Floating-point addition, for example, required the use of the Receiver Register, Exponent Subtract, Align, Add, Normalise and Output sections, connected as shown by the solid line in the figure. Pairs of operands from the MBU were first copied into the Receiver Register, the cable delays between the MBU and AU effectively forming a complete stage in the overall pipeline arrangement. The Exponent Subtract section then performed a 7-bit subtraction to determine the difference between the exponents of the two floating-point operands, or in the case of equal exponents, used logic to determine which of the fractional mantissae was larger (this logic was also used by those instructions that tested for greater than, less than or equal to, in order to avoid duplication of hardware).

The exponent difference was used in the Align section to shift right the mantissa of the operand with the smaller exponent. In one cycle any shift which was a multiple of four could be carried out, this being all that is required for floating-point numbers represented in base 16. (Fixed-point right shifts required two cycles, one shifting by the largest multiple of four in the shift value, and a second in which the result of the first was re-entered and shifted by the residue of 0, 1, 2 or 3.)
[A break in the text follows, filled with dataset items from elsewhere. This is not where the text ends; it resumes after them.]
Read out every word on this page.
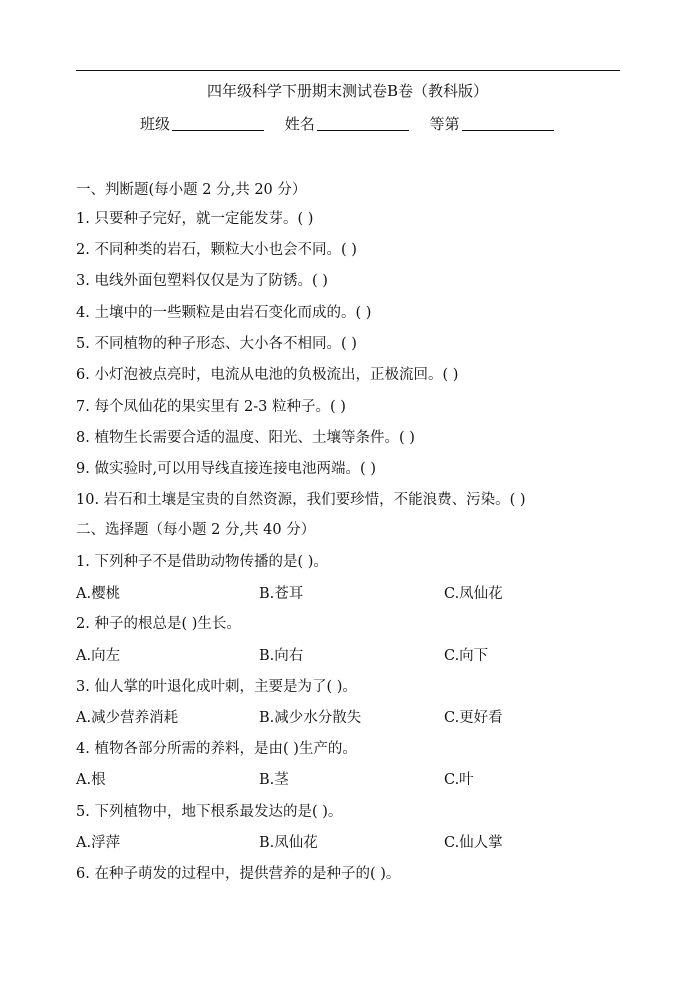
四年级科学下册期末测试卷B卷（教科版）
班级	姓名	等第
一、判断题(每小题 2 分,共 20 分）
1. 只要种子完好，就一定能发芽。( )
2. 不同种类的岩石，颗粒大小也会不同。( )
3. 电线外面包塑料仅仅是为了防锈。( )
4. 土壤中的一些颗粒是由岩石变化而成的。( )
5. 不同植物的种子形态、大小各不相同。( )
6. 小灯泡被点亮时，电流从电池的负极流出，正极流回。( )
7. 每个凤仙花的果实里有 2-3 粒种子。( )
8. 植物生长需要合适的温度、阳光、土壤等条件。( )
9. 做实验时,可以用导线直接连接电池两端。( )
10. 岩石和土壤是宝贵的自然资源，我们要珍惜，不能浪费、污染。( )
二、选择题（每小题 2 分,共 40 分）
1. 下列种子不是借助动物传播的是( )。
A.樱桃	B.苍耳	C.凤仙花
2. 种子的根总是( )生长。
A.向左	B.向右	C.向下
3. 仙人掌的叶退化成叶刺，主要是为了( )。
A.减少营养消耗	B.减少水分散失	C.更好看
4. 植物各部分所需的养料，是由( )生产的。
A.根	B.茎	C.叶
5. 下列植物中，地下根系最发达的是( )。
A.浮萍	B.凤仙花	C.仙人掌
6. 在种子萌发的过程中，提供营养的是种子的( )。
Having been correctly aligned, the fractional parts of the two floating-point numbers were added in the Add section, and the result passed on to the Normalise section. This section closely resembled the Align section in that floating-point operations only required one cycle, while the fixed-point left shifts which it also carried out required two. The major difference between these two sections was that Align received information concerning the length of shift required in floating-point operations, while the Normalise section had to compute the shift length by determining which four-bit group contained the most significant digit. It also contained an adder to update the exponent value when a normalisation shift occured. The results of all arithmetic operations passed through the Output section before being returned to the Memory Buffer Unit. The partitioning of the arithmetic unit into these various sections was primarily intended to give high throughput of floating-point addition and subtraction. Each section was capable of operating on double length operands so that vector double length instructions could proceed at the clock rate. Double length multiplication, and all divides (which were performed by an iterative technique), proceeded more slowly.

The dashed line in the figure shows the interconnection used for fixed-point multiplication. The Multiply section could perform a 32 by 32-bit multiplication in one clock period, so that the results of both fixed-point and single-length floating-point multiplication were available after one pass through the multiplier. Because a carry-save addition technique was used, the output of the Multiply section consisted of a 64-bit pseudo-sum and a 64-bit pseudo-carry. These were added in the Add unit to produce the true result. Double-length multiplication required three separate 32 by 32-bit multiplications to be performed and these could therefore proceed at a rate of only one every three clocks. After passing through the Add section the three separate results were added together in their proper bit positions in the Accumulate section.

The Accumulate section was similar to the Add section and was used in all instructions which required a running total to be maintained. An important example of this type of instruction is the Vector Dot Product, which is used repeatedly, for example, in matrix multiplication. Pairs of operands are multiplied together in this instruction and a single scalar result, equal to the sum of the products of the pairs, is produced. Because the running total was maintained in the arithmetic unit, the read after write problems which occur in scalar implementations of this operation were avoided in the ASC.